Control of an Architectural Cable Net Geometry

TL;DR

This paper presents a novel feedback control method for precisely shaping cable net structures used as flexible formwork in constructing doubly curved concrete shells, ensuring high accuracy despite fabrication uncertainties.

Contribution

It introduces a new control algorithm based on Sequential Quadratic Programming for cable net formwork, with proven convergence and practical sparse input computation.

Findings

Control algorithm guarantees feasibility at each step

Experimental results show high control accuracy

Extension for sparse inputs enhances practicality

Abstract

Doubly curved thin concrete shells are very efficient building structures, suitable for light-weight construction because of their high structural stability. In the process of constructing such shells, an efficient innovative flexible formwork that is based on a cable network can be used instead of the costly conventional timber formwork.
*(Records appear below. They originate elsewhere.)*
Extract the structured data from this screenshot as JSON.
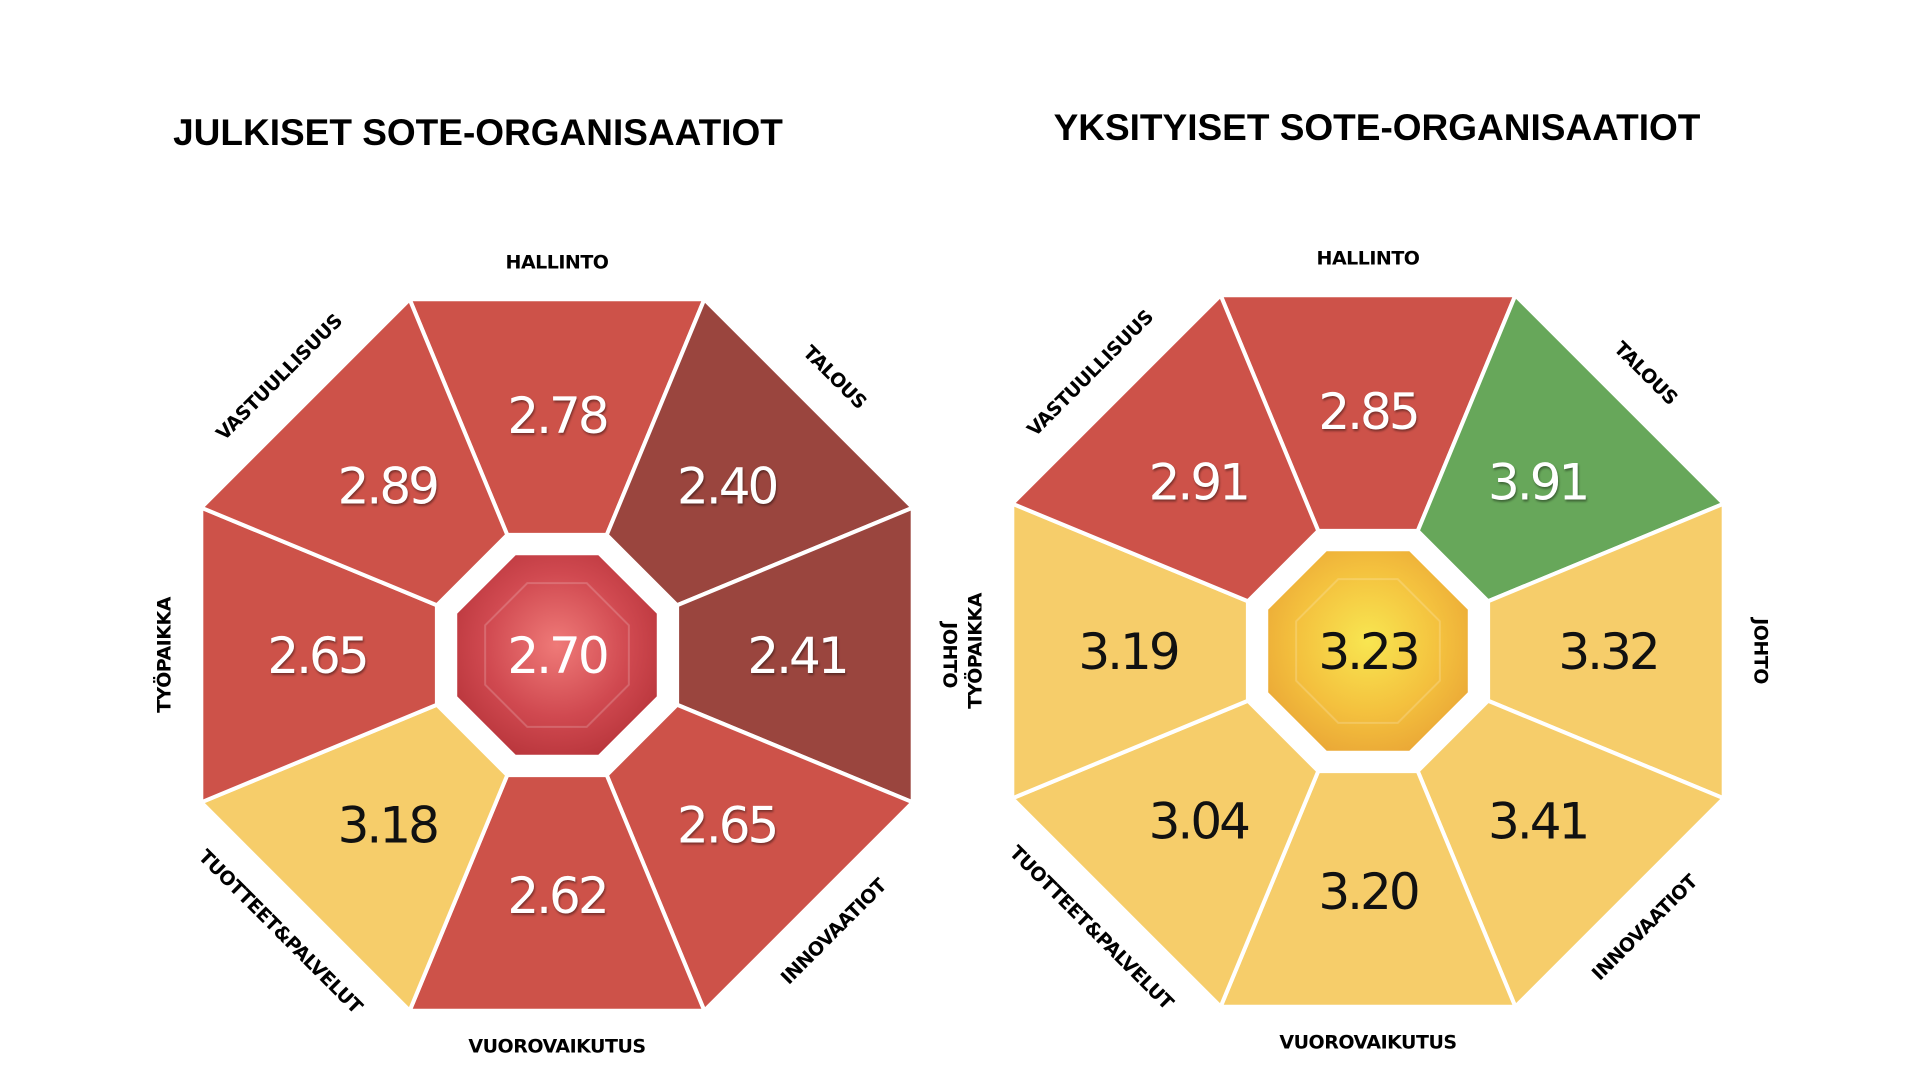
{
  "chart_data": [
    {
      "type": "octagon-scorecard",
      "title": "JULKISET SOTE-ORGANISAATIOT",
      "center": {
        "value": "2.70",
        "color": "#c8464a"
      },
      "segments": [
        {
          "label": "HALLINTO",
          "value": "2.78",
          "color": "#cd5249"
        },
        {
          "label": "TALOUS",
          "value": "2.40",
          "color": "#9a453e"
        },
        {
          "label": "JOHTO",
          "value": "2.41",
          "color": "#9a453e"
        },
        {
          "label": "INNOVAATIOT",
          "value": "2.65",
          "color": "#cd5249"
        },
        {
          "label": "VUOROVAIKUTUS",
          "value": "2.62",
          "color": "#cd5249"
        },
        {
          "label": "TUOTTEET&PALVELUT",
          "value": "3.18",
          "color": "#f6cd6a"
        },
        {
          "label": "TYÖPAIKKA",
          "value": "2.65",
          "color": "#cd5249"
        },
        {
          "label": "VASTUULLISUUS",
          "value": "2.89",
          "color": "#cd5249"
        }
      ]
    },
    {
      "type": "octagon-scorecard",
      "title": "YKSITYISET SOTE-ORGANISAATIOT",
      "center": {
        "value": "3.23",
        "color": "#f2b83c"
      },
      "segments": [
        {
          "label": "HALLINTO",
          "value": "2.85",
          "color": "#cd5249"
        },
        {
          "label": "TALOUS",
          "value": "3.91",
          "color": "#67a75a"
        },
        {
          "label": "JOHTO",
          "value": "3.32",
          "color": "#f6cd6a"
        },
        {
          "label": "INNOVAATIOT",
          "value": "3.41",
          "color": "#f6cd6a"
        },
        {
          "label": "VUOROVAIKUTUS",
          "value": "3.20",
          "color": "#f6cd6a"
        },
        {
          "label": "TUOTTEET&PALVELUT",
          "value": "3.04",
          "color": "#f6cd6a"
        },
        {
          "label": "TYÖPAIKKA",
          "value": "3.19",
          "color": "#f6cd6a"
        },
        {
          "label": "VASTUULLISUUS",
          "value": "2.91",
          "color": "#cd5249"
        }
      ]
    }
  ]
}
To guarantee the structural properties of such a shell, the desired form, that is designed and optimized in advance, needs to be precisely achieved. The sensitivity of the flexible cable net formwork to fabrication tolerances and uncertainties makes high accuracy challenging. We propose a new construction method where the form of the cable net structure is measured and controlled in a feedback loop during its construction. Two models based on a force and on an energy approach are reviewed and their equivalence is shown. An efficient control algorithm, which is based on a variant of Sequential Quadratic Programming, and which guarantees feasibility at every iteration, is derived. Based on mild assumptions on the cable net, global convergence to a stationary point is shown. For practical applicability, an extension of the control algorithm for computing sparse input vectors is given. Experimental results on a cable net formwork prototype for a shell roof structure are presented to demonstrate the control performance.